The Lehigh Health Center continues to prepare students for the impending flu season by promoting vaccinations, expanding online resources and offering programs aimed at student health and well-being.
“The Health Center has been preparing in the same way for a number of years, at least since the flu pandemic of 2009,” said Dr. Susan C. Kitei, director of student health services. The Health Center strictly follows the regulations set forth by the Centers for Disease Control.
According to Kitei, the first and most important part of staying healthy during the flu season is getting the vaccine.
There have been three flu vaccine clinics on campus this semester, and the next clinic is scheduled for Family Weekend. The clinics are sponsored by the local RiteAid and Lehigh’s Health Advancement and Prevention Office.
Another important resource available to Lehigh students through the Health Center is Tamiflu. Tamiflu, according to Kitei, is approved to treat symptoms of the flu, but must be started within a 48-hour time period of symptom onset. This medicine can prevent serious complications of influenza, such as pneumonia. Tamiflu can shorten the course of illness by one to two days.
The Lehigh University Health Center also works closely with the Pennsylvania Department of Health to monitor the prevalence and spread of the flu on campus.
“We can test a limited number of ill students for free to determine what respiratory viruses, including influenza, may be circulating at Lehigh,” Kitei said.
This statistical information helps the Health Center determine what kind of resources or medication is needed and how much of a supply it should have on hand.
Kitei also said that the Health Center has a close collaboration with the Health Advancement and Prevention Strategies Office, a subset of Student Affairs at Lehigh University. This office sponsors programs such as AlcoholEdu, InSTALLments, the National College Health Assessment (NCHA), Lehigh After Dark and Peer Health Advisers. The InSTALLments are published bimonthly and often include information and advice directly from the Health Center.
The August/September issue’s theme was “Welcome (Back) To Campus,” which included topics such as preventing sexual assault, alcohol consumption at Lehigh and important phone numbers to call in case of an emergency. The October/November issue is titled “Drink Responsibly and Party Positive.” Students can find Lehigh’s InSTALLments in the restroom stalls of both academic and residential buildings.
“We plan to include information on the flu and other common respiratory illnesses in the December/January issue of the InSTALLment,” said Kitei. “This will review the importance of hand hygiene and covering coughs and sneezes appropriately.”
Students on campus are well aware of the upcoming flu season and have already started practicing healthy habits. However, there isn’t much sense of worrying about the imminent contagion.

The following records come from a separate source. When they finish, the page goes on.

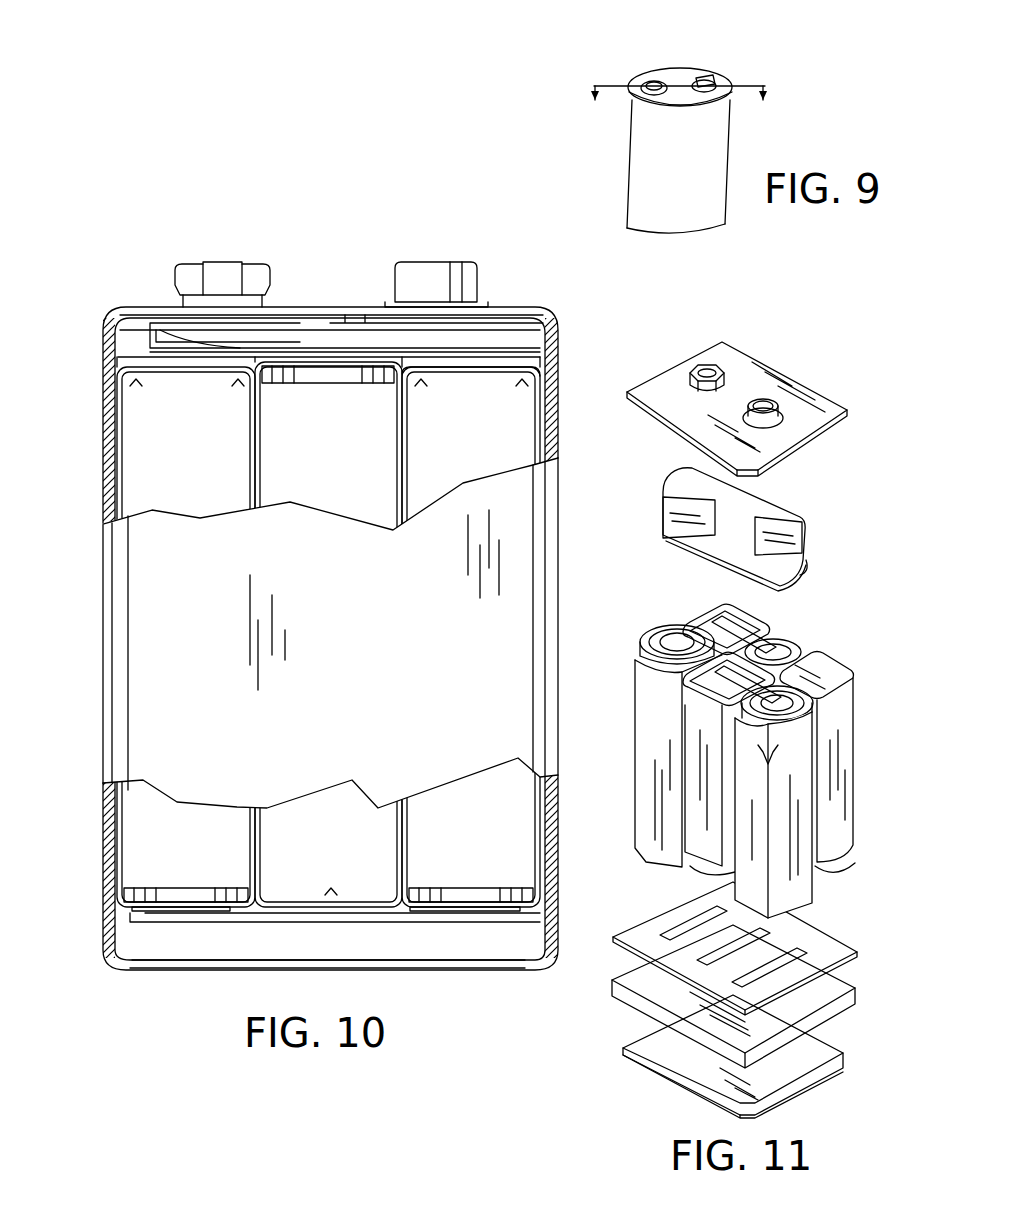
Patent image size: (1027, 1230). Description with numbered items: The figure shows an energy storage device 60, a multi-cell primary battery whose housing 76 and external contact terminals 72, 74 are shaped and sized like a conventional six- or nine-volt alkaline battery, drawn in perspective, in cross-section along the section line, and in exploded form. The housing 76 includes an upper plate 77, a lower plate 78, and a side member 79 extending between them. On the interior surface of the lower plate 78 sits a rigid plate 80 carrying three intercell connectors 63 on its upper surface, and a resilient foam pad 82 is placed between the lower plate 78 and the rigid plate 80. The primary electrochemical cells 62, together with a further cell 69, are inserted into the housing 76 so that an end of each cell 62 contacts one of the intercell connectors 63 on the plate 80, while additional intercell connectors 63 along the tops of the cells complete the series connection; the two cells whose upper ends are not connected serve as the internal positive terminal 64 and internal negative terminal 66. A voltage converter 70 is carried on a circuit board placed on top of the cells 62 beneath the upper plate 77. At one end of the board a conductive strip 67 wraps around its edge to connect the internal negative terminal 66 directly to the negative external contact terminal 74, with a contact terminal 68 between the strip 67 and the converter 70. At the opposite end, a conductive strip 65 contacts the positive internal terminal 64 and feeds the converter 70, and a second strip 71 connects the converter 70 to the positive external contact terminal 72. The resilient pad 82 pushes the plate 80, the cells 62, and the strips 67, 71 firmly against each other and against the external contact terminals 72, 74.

In FIG. 9, the energy storage device 60 is at (750, 30).
In FIG. 10, the energy storage device 60 is at (104, 266).
In FIG. 10, the primary electrochemical cells 62 is at (130, 422).
In FIG. 11, the primary electrochemical cells 62 is at (642, 720).
In FIG. 10, the intercell connectors 63 is at (168, 916).
In FIG. 11, the intercell connectors 63 is at (765, 647).
In FIG. 10, the internal positive terminal 64 is at (478, 357).
In FIG. 10, the conductive strip 65 is at (548, 364).
In FIG. 11, the conductive strip 65 is at (808, 570).
In FIG. 10, the internal negative terminal 66 is at (125, 354).
In FIG. 11, the internal negative terminal 66 is at (652, 635).
In FIG. 10, the conductive strip 67 is at (168, 330).
In FIG. 11, the conductive strip 67 is at (664, 532).
In FIG. 10, the conductive contact 68 is at (128, 320).
In FIG. 11, the battery cell 69 is at (842, 662).
In FIG. 10, the voltage converter 70 is at (540, 337).
In FIG. 11, the voltage converter 70 is at (757, 502).
In FIG. 10, the conductor 71 is at (512, 320).
In FIG. 11, the conductor 71 is at (805, 526).
In FIG. 9, the positive external contact terminal 72 is at (712, 80).
In FIG. 10, the positive external contact terminal 72 is at (428, 272).
In FIG. 11, the positive external contact terminal 72 is at (772, 418).
In FIG. 9, the negative external contact terminal 74 is at (652, 80).
In FIG. 10, the negative external contact terminal 74 is at (230, 270).
In FIG. 11, the negative external contact terminal 74 is at (702, 366).
In FIG. 9, the housing 76 is at (628, 125).
In FIG. 10, the housing 76 is at (101, 526).
In FIG. 10, the upper plate 77 is at (297, 312).
In FIG. 11, the upper plate 77 is at (735, 354).
In FIG. 10, the lower plate 78 is at (438, 962).
In FIG. 11, the lower plate 78 is at (635, 1050).
In FIG. 10, the side member 79 is at (515, 620).
In FIG. 10, the rigid plate 80 is at (225, 922).
In FIG. 11, the rigid plate 80 is at (625, 940).
In FIG. 10, the resilient foam pad 82 is at (505, 948).
In FIG. 11, the resilient foam pad 82 is at (632, 986).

“I have a lot of hand sanitizer, and I got a flu shot,” Sheron Teng, ’15, said. “That’s about it.”
Students have responded very positively to the on-campus flu vaccine clinics. They agree that the convenience of being able to go in between classes makes getting vaccinated an easy choice.
“I’m a germaphobe,” Bhavishya Devireddy, ’17, said. “I typically stay away from sick people. I haven’t gotten a flu shot yet, but I plan on getting one at the next on-campus clinic.”
The online accessibility of the Health Center’s resources is another big selling point. Students find that making appointments is much more convenient using the Online Student Health portal.
“They didn’t have the online aspect when I was a freshman or sophomore,” Teng said. “But now that they do, I find it super helpful.”
In addition to publishing important tips on the December/January issue of the InSTALLment, the Health Center will be posting information on its website through the Health Advice link, Kitei said.
According to Kitei, if a student does become ill, he or she should not attend classes and should take over-the-counter medication to relieve symptoms, drink plenty of clear fluids and get a sufficient amount of rest.
“As always, we do our best to see ill students who wish to be seen in our office as quickly as possible,” Kitei said.